Top 5 Mistakes of Interpreting a Digital Marketing Experiment

mistakes of interpreting experiment

By Kirill Gil, Persado Global Solutions Consultant 

Experimentation is crucial in marketing, and yet so many teams continue to take detours that lead to incorrect conclusions, misinterpret the data, or fail to get the most out of results. In some cases, marketers may use these conclusions to make decisions on words and creative that will not best engage their consumers. To help you avoid falling into the trap, I’m going to walk you through common mistakes marketers make when interpreting experiments. 

Related Content: Big Mistakes Marketers Make When Measuring Facebook Ad Performance

Extrapolating patterns from a single data point 

Although data from a single test is informative, making big updates to your communication strategy based on one result is not recommended. That said, we can take a ton of learnings from experiments, especially when using the multivariant methodology (determining which combination of variations performs the best out of all possible combinations). But even this can still provide only a small glimpse into how the audience behaves. To truly begin to understand what makes customers act, it is best to combine learnings from multiple experiments so that patterns emerge. 

Not making a clear distinction between the quality of data 

In my mind, there are three categories of learnings: 
Observations: Saying that A performed better than B is an observation, and it doesn’t mean much unless you can prove it with data. 
Directional: What do you do when the data seems meaningful, but you have not achieved statistical significance? That type of data can still be used but with less weight attached to it. This is especially true for identifying patterns. For example, you may have a directional insight that having a beach in the image outperforms city motives as it had the best performance in the past 4 out of 5 experiments. The results may not be statistically significant, but such observation can help guide future experimentation and help develop new best practices for creative development. 
Statistically significant: The idea of a statically significant result is the holy grail of all statistical models. Whether it is set at 99%, 95% or even 90%, this data is the most important for making critical discussions. A rigorous statistical analysis makes sure that the observed performance difference is not a result of noise, but is indeed the expected relative performance of the tested elements. Note that even with high confidence, typically results just show that A performed better than B. Relative performance gap, or lift, requires additional calculations. 

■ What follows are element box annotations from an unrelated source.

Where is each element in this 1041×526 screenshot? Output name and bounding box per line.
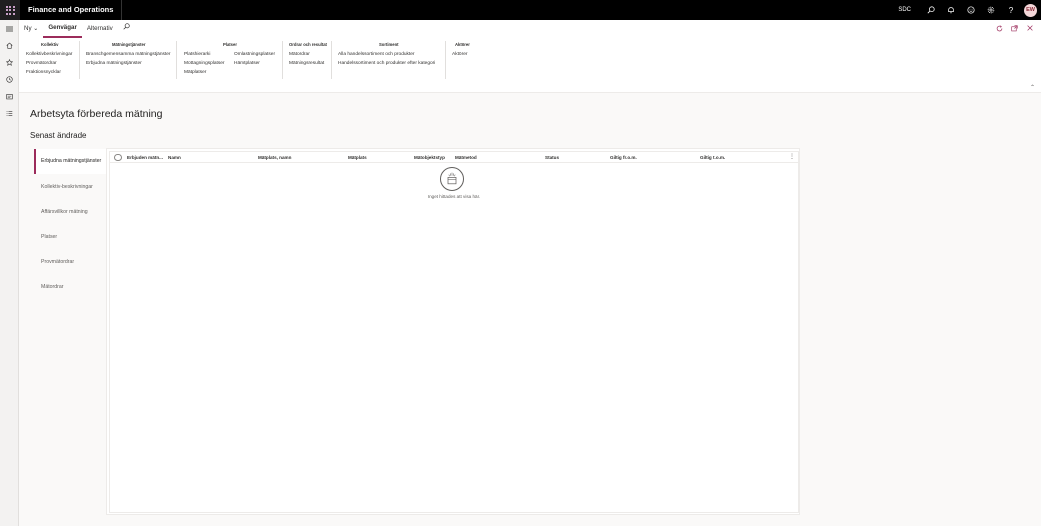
recent-icon[interactable] [0,71,19,88]
settings-icon[interactable] [981,0,1001,20]
chevron-up-icon[interactable]: ⌃ [1030,84,1035,91]
link-hamtplatser[interactable]: Hämtplatser [234,61,260,66]
tab-erbjudna-matningstjanster[interactable]: Erbjudna mätningstjänster [34,149,106,175]
refresh-icon[interactable] [992,24,1007,34]
link-alla-handelssortiment[interactable]: Alla handelssortiment och produkter [338,52,415,57]
page-title: Arbetsyta förbereda mätning [30,108,163,120]
group-title-kollektiv: Kollektiv [41,42,59,47]
tab-alternativ[interactable]: Alternativ [82,20,118,38]
grid-panel: Erbjuden mätn... Namn Mätplats, namn Mät… [106,148,800,515]
group-title-matningstjanster: Mätningstjänster [112,42,146,47]
ribbon: Kollektiv Kollektivbeskrivningar Provmät… [19,38,1041,93]
group-divider [176,41,177,79]
link-erbjudna-matningstjanster[interactable]: Erbjudna mätningstjänster [86,61,142,66]
app-title[interactable]: Finance and Operations [20,0,123,20]
group-divider [282,41,283,79]
link-mottagningsplatser[interactable]: Mottagningsplatser [184,61,225,66]
group-divider [331,41,332,79]
app-bar: Finance and Operations SDC ? EW [0,0,1041,20]
close-icon[interactable] [1022,25,1037,33]
link-provmatordrar[interactable]: Provmätordrar [26,61,57,66]
column-header-erbjuden-matning[interactable]: Erbjuden mätn... [127,152,163,163]
link-kollektivbeskrivningar[interactable]: Kollektivbeskrivningar [26,52,72,57]
column-header-giltig-tom[interactable]: Giltig t.o.m. [700,152,725,163]
data-grid: Erbjuden mätn... Namn Mätplats, namn Mät… [109,151,799,513]
link-matplatser[interactable]: Mätplatser [184,70,206,75]
grid-header: Erbjuden mätn... Namn Mätplats, namn Mät… [110,152,798,163]
action-pane: Ny ⌄ Genvägar Alternativ [19,20,1041,38]
action-search-icon[interactable] [118,20,135,38]
open-new-window-icon[interactable] [1007,24,1022,34]
tab-kollektiv-beskrivningar[interactable]: Kollektiv-beskrivningar [34,174,106,199]
tab-genvagar[interactable]: Genvägar [43,20,82,38]
link-platshierarki[interactable]: Platshierarki [184,52,210,57]
column-header-matmetod[interactable]: Mätmetod [455,152,477,163]
column-header-matplats-namn[interactable]: Mätplats, namn [258,152,291,163]
link-matningsresultat[interactable]: Mätningsresultat [289,61,324,66]
column-header-matplats[interactable]: Mätplats [348,152,367,163]
search-icon[interactable] [921,0,941,20]
link-matordrar[interactable]: Mätordrar [289,52,310,57]
avatar[interactable]: EW [1024,3,1037,17]
link-fraktionsnycklar[interactable]: Fraktionsnycklar [26,70,61,75]
group-divider [79,41,80,79]
column-header-status[interactable]: Status [545,152,559,163]
workspaces-icon[interactable] [0,88,19,105]
group-title-sortiment: Sortiment [379,42,399,47]
navigation-pane [0,20,19,526]
empty-state-text: Inget hittades att visa här. [427,194,481,199]
select-all-radio[interactable] [114,153,122,161]
column-header-giltig-from[interactable]: Giltig fr.o.m. [610,152,637,163]
tab-provmatordrar[interactable]: Provmätordrar [34,250,106,275]
tab-platser[interactable]: Platser [34,225,106,250]
more-options-icon[interactable]: ⋮ [789,152,795,163]
link-branschgemensamma[interactable]: Branschgemensamma mätningstjänster [86,52,171,57]
hamburger-icon[interactable] [0,20,19,37]
tab-affarsvillkor-matning[interactable]: Affärsvillkor mätning [34,199,106,224]
new-button[interactable]: Ny ⌄ [19,20,43,38]
feedback-icon[interactable] [961,0,981,20]
notifications-icon[interactable] [941,0,961,20]
modules-icon[interactable] [0,105,19,122]
tab-matordrar[interactable]: Mätordrar [34,275,106,300]
workspace: Arbetsyta förbereda mätning Senast ändra… [19,93,1041,526]
company-picker[interactable]: SDC [898,7,911,13]
vertical-tab-list: Erbjudna mätningstjänster Kollektiv-besk… [34,149,106,300]
group-title-aktorer: Aktörer [455,42,470,47]
home-icon[interactable] [0,37,19,54]
favorites-icon[interactable] [0,54,19,71]
chevron-down-icon: ⌄ [33,26,39,32]
link-omlastningsplatser[interactable]: Omlastningsplatser [234,52,275,57]
empty-state-icon [440,167,464,191]
section-title: Senast ändrade [30,131,87,140]
column-header-namn[interactable]: Namn [168,152,181,163]
column-header-matobjektstyp[interactable]: Mätobjektstyp [414,152,445,163]
new-button-label: Ny [24,25,32,32]
app-launcher-icon[interactable] [0,0,20,20]
help-icon[interactable]: ? [1001,0,1021,20]
link-handelssortiment-efter-kategori[interactable]: Handelssortiment och produkter efter kat… [338,61,435,66]
group-divider [445,41,446,79]
link-aktorer[interactable]: Aktörer [452,52,467,57]
group-title-platser: Platser [223,42,237,47]
group-title-ordrar-och-resultat: Ordrar och resultat [289,42,327,47]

Focusing only on data that fits the narrative or a preconceived notion 

We test because we are not sure. In some cases, we mentally map out how the results will look and selectively focus on the data that supports that vision even in cases where other findings are more meaningful for the business. Often, it is a tunnel vision towards the imagery. Although it is important to get that part right, we often spend a disproportional amount of time on images and ignoring other valuable insights produced by a test. 

Not planning to build in the learnings into the future experimentation plans  

Experimenting with no real plan for how to use the learnings is basically testing for the sake of testing. Something meaningful should change after an experiment is complete, such as the team will use the top creative to generate a better return on ad spend (ROAS) or update best practice for using copy. After all, learnings are only useful if they are used to impact the business in a meaningful way. 

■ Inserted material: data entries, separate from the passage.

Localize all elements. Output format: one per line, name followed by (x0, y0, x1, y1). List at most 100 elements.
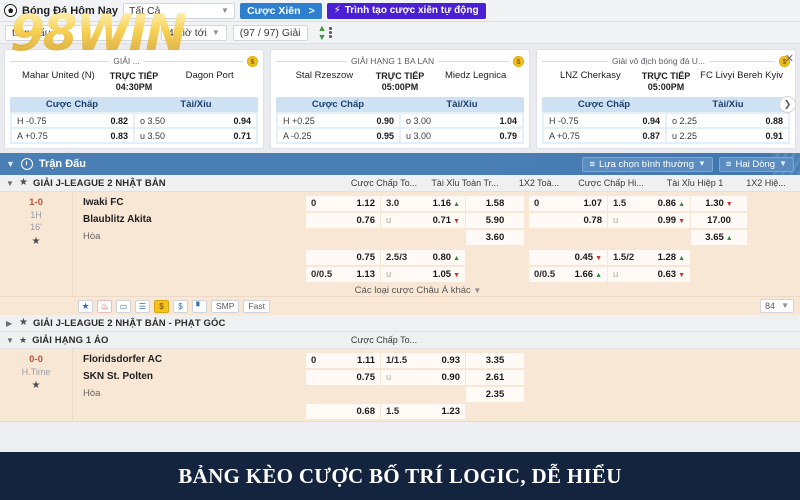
odds-cell[interactable]: 2.61 (466, 370, 524, 385)
odds-cell[interactable]: u 0.90 (381, 370, 465, 385)
away-team-name: SKN St. Polten (83, 371, 154, 382)
match-row[interactable]: 0-0 H.Time ★ Floridsdorfer AC SKN St. Po… (0, 349, 800, 422)
close-icon[interactable]: ✕ (785, 52, 794, 65)
odds-cell[interactable]: 5.90 (466, 213, 524, 228)
odds-cell[interactable]: 0 1.07 (529, 196, 607, 211)
star-icon[interactable]: ★ (19, 178, 28, 188)
odds-cell[interactable]: 0.78 (529, 213, 607, 228)
page-select[interactable]: 84 ▼ (760, 299, 794, 313)
match-score-block: 1-0 1H 16' ★ (0, 192, 72, 296)
odds-cell[interactable]: o 2.25 0.88 (667, 114, 788, 127)
odds-value: 1.04 (499, 115, 517, 126)
odds-cell[interactable]: H -0.75 0.82 (12, 114, 133, 127)
smp-label[interactable]: SMP (211, 299, 240, 313)
chevron-right-icon[interactable]: ❯ (779, 96, 796, 113)
auto-parlay-button[interactable]: ⚡ Trình tạo cược xiên tự động (326, 2, 486, 19)
star-icon[interactable]: ★ (19, 335, 27, 345)
odds-cell[interactable]: 2.5/3 0.80 ▲ (381, 250, 465, 265)
odds-cell[interactable]: 0 1.12 (306, 196, 380, 211)
chevron-down-icon[interactable]: ▼ (6, 336, 14, 345)
odds-cell[interactable]: 0.75 (306, 370, 380, 385)
fire-icon[interactable]: ♨ (97, 299, 112, 313)
odds-cell[interactable]: 3.35 (466, 353, 524, 368)
leagues-count-chip[interactable]: (97 / 97) Giải (232, 24, 308, 41)
group-ah-ft-2: 0.75 0/0.5 1.13 (306, 250, 380, 284)
matches-section-bar: ▼ Trận Đấu ≡ Lựa chọn bình thường ▼ ≡ Ha… (0, 153, 800, 175)
odds-cell[interactable]: u 3.00 0.79 (401, 129, 522, 142)
chevron-right-icon[interactable]: ▶ (6, 319, 14, 328)
group-ou-h1-2: 1.5/2 1.28 ▲ u 0.63 ▼ (608, 250, 690, 284)
hours-filter-select[interactable]: 4 giờ tới ▼ (161, 24, 227, 41)
odds-cell[interactable]: A -0.25 0.95 (278, 129, 399, 142)
video-icon[interactable]: ▭ (116, 299, 131, 313)
chevron-down-icon[interactable]: ▼ (6, 159, 15, 169)
dollar-icon[interactable]: $ (173, 299, 188, 313)
odds-cell[interactable]: 0.75 (306, 250, 380, 265)
odds-cell[interactable]: u 0.63 ▼ (608, 267, 690, 282)
odds-value: 0.90 (376, 115, 394, 126)
favorite-star-icon[interactable]: ★ (32, 236, 41, 247)
odds-key: 0 (534, 198, 540, 209)
odds-cell[interactable]: 1.58 (466, 196, 524, 211)
odds-cell[interactable]: 0 1.11 (306, 353, 380, 368)
rows-option-select[interactable]: ≡ Hai Dòng ▼ (718, 156, 794, 172)
star-icon[interactable]: ★ (19, 318, 28, 328)
odds-cell[interactable]: u 1.05 ▼ (381, 267, 465, 282)
odds-key: A +0.75 (17, 130, 48, 141)
all-filter-select[interactable]: Tất Cả ▼ (122, 2, 235, 19)
odds-cell[interactable]: 1.5 1.23 (381, 404, 465, 419)
odds-cell[interactable]: 3.65 ▲ (691, 230, 747, 245)
match-filter-select[interactable]: trận đấu ▼ (5, 24, 155, 41)
odds-cell[interactable]: u 0.99 ▼ (608, 213, 690, 228)
odds-cell[interactable]: 1.5/2 1.28 ▲ (608, 250, 690, 265)
odds-cell[interactable]: A +0.75 0.87 (544, 129, 665, 142)
odds-key: u (386, 269, 392, 280)
odds-cell[interactable]: A +0.75 0.83 (12, 129, 133, 142)
odds-cell[interactable]: 0.68 (306, 404, 380, 419)
odds-value: 0.94 (642, 115, 660, 126)
league-header-row[interactable]: ▶ ★ GIẢI J-LEAGUE 2 NHẬT BẢN - PHẠT GÓC (0, 315, 800, 332)
view-option-select[interactable]: ≡ Lựa chọn bình thường ▼ (582, 156, 713, 172)
odds-cell[interactable]: 2.35 (466, 387, 524, 402)
odds-cell[interactable]: 3.0 1.16 ▲ (381, 196, 465, 211)
chevron-down-icon[interactable]: ▼ (6, 179, 14, 188)
divider (10, 60, 110, 62)
stats-icon[interactable]: ☰ (135, 299, 150, 313)
odds-cell[interactable]: 1/1.5 0.93 (381, 353, 465, 368)
home-team-name: Iwaki FC (83, 197, 124, 208)
favorite-star-icon[interactable]: ★ (32, 381, 41, 391)
odds-cell[interactable]: 0.45 ▼ (529, 250, 607, 265)
match-row[interactable]: 1-0 1H 16' ★ Iwaki FC Blaublitz Akita Hò… (0, 192, 800, 297)
chart-icon[interactable]: ▘ (192, 299, 207, 313)
parlay-button[interactable]: Cược Xiên > (239, 2, 322, 19)
odds-cell[interactable]: o 3.00 1.04 (401, 114, 522, 127)
odds-cell[interactable]: H +0.25 0.90 (278, 114, 399, 127)
event-card[interactable]: GIẢI ... $ Mahar United (N) TRỰC TIẾP 04… (4, 49, 264, 149)
odds-cell[interactable]: u 2.25 0.91 (667, 129, 788, 142)
event-card[interactable]: GIẢI HẠNG 1 BA LAN $ Stal Rzeszow TRỰC T… (270, 49, 530, 149)
match-tools-bar: ★ ♨ ▭ ☰ $ $ ▘ SMP Fast 84 ▼ (0, 297, 800, 315)
sort-button[interactable]: ▲ ▼ (314, 23, 336, 42)
fast-label[interactable]: Fast (243, 299, 270, 313)
odds-cell[interactable]: u 0.71 ▼ (381, 213, 465, 228)
odds-cell[interactable]: 1.5 0.86 ▲ (608, 196, 690, 211)
odds-cell[interactable]: 3.60 (466, 230, 524, 245)
event-card[interactable]: Giải vô địch bóng đá U... $ LNZ Cherkasy… (536, 49, 796, 149)
league-header-row[interactable]: ▼ ★ GIẢI HẠNG 1 ÁO Cược Chấp To... (0, 332, 800, 349)
asian-more-link[interactable]: Các loại cược Châu Á khác ▼ (308, 284, 528, 296)
odds-cell[interactable]: 0/0.5 1.13 (306, 267, 380, 282)
odds-cell[interactable]: 1.30 ▼ (691, 196, 747, 211)
handicap-col-label: Cược Chấp (45, 99, 99, 110)
odds-cell[interactable]: 0/0.5 1.66 ▲ (529, 267, 607, 282)
overunder-column: o 3.00 1.04 u 3.00 0.79 (401, 114, 522, 142)
league-header-row[interactable]: ▼ ★ GIẢI J-LEAGUE 2 NHẬT BẢN Cược Chấp T… (0, 175, 800, 192)
odds-cell[interactable]: 17.00 (691, 213, 747, 228)
match-period: H.Time (21, 367, 51, 377)
odds-cell[interactable]: u 3.50 0.71 (135, 129, 256, 142)
odds-cell[interactable]: 0.76 (306, 213, 380, 228)
event-status: TRỰC TIẾP 04:30PM (110, 71, 158, 92)
odds-cell[interactable]: H -0.75 0.94 (544, 114, 665, 127)
coin-icon[interactable]: $ (154, 299, 169, 313)
odds-cell[interactable]: o 3.50 0.94 (135, 114, 256, 127)
star-icon[interactable]: ★ (78, 299, 93, 313)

Failing to combine the learnings with results from previous experiments for a broader understanding

One of the many huge benefits of AI is that it allows us to look at patterns within a large set of data. This is how Persado is able to deliver improved performance to our clients consistently. Teams not yet outfitted with an AI solution can start spotting patterns by reviewing the results of tests done across the company. It won’t give the same robust insights, as AI can look at thousands of combinations quickly, but it’s a good launching point. Did the email team find it is best to use language that evokes Safety (to eliminate worries or doubts; to make one feel secure) in their subject line? Why not try something like “We’ve got you covered: The coziest winter coats of the year” on Facebook? Is mentioning competitors outperforming in some tests, but not in others? Do the images that tend to beat other images have something in common? These observations can help map out a marketing communication strategy and form theories for future tests.